Last month, our teens found out what they were made of during a backpacking trip spanning 26.8 miles over four days in central Arkansas. We took advantage of the local school break, and loaded up the van. Seven hours later, we confronted the Eagle Rock Loop Trail in the Ouachita National Forest. This was the longest trip that the crew has attempted this year; we knew we were entering uncharted waters, with surprises and challenges ahead.
Before even stepping foot onto the trail, we knew that tackling some team-building preparation was going to be necessary. A ropes course tucked back in the woods of northern Louisiana energized our team for their time on the trail. Our facilitator had planned hours of activities that would promote team unity on a low ropes course. Completing each element—such as a 10,000 square foot maze—encourages perseverance and taps into solving problems as a group.
We took the opportunity to rest up our first night on the trail, enjoying time playing in the water, cutting up with the kids, and worshipping together. The next morning we hit the trail hard. Looking ahead at the nearly 30 miles waiting for us, a lot of optimism was in the air that first day. Those first eight miles included only one steep incline to warm us up, and plenty of hiking along the river through heavy forests. It was important to get through a lot of mileage right away, because awaiting us on day two were four steep inclines rising back to back. Good thing we started out easy!
It was intense. I was encouraged to see all of the kids supporting each other, all of them taking turns both leading out and struggling through. The end of day two found us hustling to set up camp with an unexpected storm moving in fast. No sooner was the last stake shoved in the ground than the torpedoes of ice began pouring down on us.
The hailstorm was forceful, scary at times. As I sat under the girls’ tarp, nervously devouring the rest of my trail mix and listening to the storm, the other girls slept curled up next to me in their sleeping bags. I guess they weren’t worried the way I was—what would we do if this storm continued through the next day? What if our tarps broke under the barrage of ice bullets? Fortunately, the storm’s intensity lasted less than an hour. The rest of that night was full of relaxing—hanging out in the tarps to avoid random gusts of wind surprising us with showers from the water soaked canopy of trees.
The morning after the hail storm brought the steepest climb of the trip. After this difficult push, we were rewarded by a beautiful forest that’s been described as something out of “Lord of the Rings.” By lunchtime the third day on the trail, the kids were dreaming about clean clothes, their own beds, and McDonald’s. Loren and I began talking about finishing the trail a day early, instead of saving the last few miles for the next morning.
We handed the challenge over to the kids! They could push it as hard as they wanted to in an attempt to make it back to our original campsite and set up for our last night a day early. Well, they accepted the challenge to power through and we finished the trail! Everyone was very proud of their accomplishments and what lay behind us. They were ready to head out early the next morning.

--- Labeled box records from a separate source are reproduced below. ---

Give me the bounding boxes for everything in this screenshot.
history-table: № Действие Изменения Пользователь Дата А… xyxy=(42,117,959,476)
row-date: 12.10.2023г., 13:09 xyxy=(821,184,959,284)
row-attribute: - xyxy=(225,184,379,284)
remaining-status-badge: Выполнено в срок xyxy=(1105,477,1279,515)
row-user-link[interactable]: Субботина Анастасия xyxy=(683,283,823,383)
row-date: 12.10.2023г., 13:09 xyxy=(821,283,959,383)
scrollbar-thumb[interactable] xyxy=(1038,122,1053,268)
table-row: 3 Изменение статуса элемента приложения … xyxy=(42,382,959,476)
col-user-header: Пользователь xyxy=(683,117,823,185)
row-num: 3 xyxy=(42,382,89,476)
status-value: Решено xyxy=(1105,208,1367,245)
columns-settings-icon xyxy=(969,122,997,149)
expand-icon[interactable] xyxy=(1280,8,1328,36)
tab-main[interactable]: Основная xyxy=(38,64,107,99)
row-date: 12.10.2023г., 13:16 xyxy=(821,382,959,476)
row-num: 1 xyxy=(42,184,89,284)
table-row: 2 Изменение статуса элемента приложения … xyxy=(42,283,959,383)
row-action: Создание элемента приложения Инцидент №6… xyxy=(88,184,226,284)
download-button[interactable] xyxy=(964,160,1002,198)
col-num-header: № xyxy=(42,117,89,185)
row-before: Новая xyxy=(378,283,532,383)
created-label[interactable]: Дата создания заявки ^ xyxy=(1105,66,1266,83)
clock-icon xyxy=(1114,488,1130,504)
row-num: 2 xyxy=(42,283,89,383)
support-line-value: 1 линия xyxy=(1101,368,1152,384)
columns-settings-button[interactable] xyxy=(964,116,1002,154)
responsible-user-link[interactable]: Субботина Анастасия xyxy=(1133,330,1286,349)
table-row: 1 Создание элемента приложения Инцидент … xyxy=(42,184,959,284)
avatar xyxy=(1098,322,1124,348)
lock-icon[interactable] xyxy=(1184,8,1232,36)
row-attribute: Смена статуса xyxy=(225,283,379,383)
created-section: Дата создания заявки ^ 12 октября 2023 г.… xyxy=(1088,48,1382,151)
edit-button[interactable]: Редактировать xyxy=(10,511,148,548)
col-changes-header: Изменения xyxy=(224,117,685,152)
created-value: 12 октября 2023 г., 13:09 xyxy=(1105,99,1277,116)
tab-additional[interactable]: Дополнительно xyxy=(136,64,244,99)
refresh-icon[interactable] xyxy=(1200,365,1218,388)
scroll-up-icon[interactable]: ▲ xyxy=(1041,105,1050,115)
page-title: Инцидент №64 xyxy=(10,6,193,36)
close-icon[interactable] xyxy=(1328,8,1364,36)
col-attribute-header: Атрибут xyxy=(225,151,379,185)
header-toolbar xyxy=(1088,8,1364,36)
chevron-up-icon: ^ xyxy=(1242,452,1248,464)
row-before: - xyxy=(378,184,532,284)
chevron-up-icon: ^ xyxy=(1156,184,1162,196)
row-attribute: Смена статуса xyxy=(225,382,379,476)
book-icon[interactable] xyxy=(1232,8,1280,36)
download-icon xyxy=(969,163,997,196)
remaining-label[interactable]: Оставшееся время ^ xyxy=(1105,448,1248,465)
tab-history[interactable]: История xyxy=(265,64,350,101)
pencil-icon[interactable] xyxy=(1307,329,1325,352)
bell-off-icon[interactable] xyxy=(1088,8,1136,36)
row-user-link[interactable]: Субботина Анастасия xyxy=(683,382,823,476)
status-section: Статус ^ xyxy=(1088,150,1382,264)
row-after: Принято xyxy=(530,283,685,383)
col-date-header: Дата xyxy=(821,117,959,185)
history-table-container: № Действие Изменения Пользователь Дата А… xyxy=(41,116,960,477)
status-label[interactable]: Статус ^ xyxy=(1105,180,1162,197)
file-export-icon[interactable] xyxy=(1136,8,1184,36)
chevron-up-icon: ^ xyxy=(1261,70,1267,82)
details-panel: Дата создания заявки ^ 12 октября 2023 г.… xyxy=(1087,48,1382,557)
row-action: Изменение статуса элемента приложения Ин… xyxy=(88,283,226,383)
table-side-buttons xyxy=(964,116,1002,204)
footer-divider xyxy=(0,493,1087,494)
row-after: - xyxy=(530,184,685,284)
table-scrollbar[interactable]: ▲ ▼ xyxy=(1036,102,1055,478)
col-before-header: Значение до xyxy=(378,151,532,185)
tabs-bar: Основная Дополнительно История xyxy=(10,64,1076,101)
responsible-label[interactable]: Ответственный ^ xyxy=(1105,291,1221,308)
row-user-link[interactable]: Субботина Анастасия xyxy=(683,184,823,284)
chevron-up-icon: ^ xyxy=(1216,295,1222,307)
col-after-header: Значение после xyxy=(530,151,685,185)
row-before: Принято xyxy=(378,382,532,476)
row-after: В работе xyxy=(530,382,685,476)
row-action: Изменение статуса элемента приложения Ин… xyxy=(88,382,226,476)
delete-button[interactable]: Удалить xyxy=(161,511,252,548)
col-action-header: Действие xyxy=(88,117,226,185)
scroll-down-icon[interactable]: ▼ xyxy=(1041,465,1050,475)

While getting ready to set up camp, we pulled everyone together for one last team meeting and made a surprise announcement. We were actually getting in the vans to head home that night! The excitement was overwhelming. With vertical jumps leaping higher than Michael Jordan could have imagined, the kids gathered everything and headed straight to the van. The trail was complete. With another notch proudly added to everyone’s hiking belts, we were on our way to Golden Corral, a veritable four star restaurant when you’ve been on the trail for three days.
We were so thankful for God’s provision for this whole trip. He saw us through some difficult times that helped us grow (with minimal injury and a deeper appreciation for each other). He also kept us safe by calling the trip a day early, which we appreciated quickly after getting on the road. Twenty minutes into our drive, an onslaught of scary storms hit us. We would later find out that these storms also produced damaging tornados earlier that same day in Texas. Those storms made the hail storm encountered on the trail seem gentle, and I’m extremely thankful that God called us off the trail that night.
And so our last big training trip of the year ended successfully—with each and every body safe, sore, and satisfied. We’re so grateful for this wonderful group of kids that we get to encounter such adventures alongside…what a crew!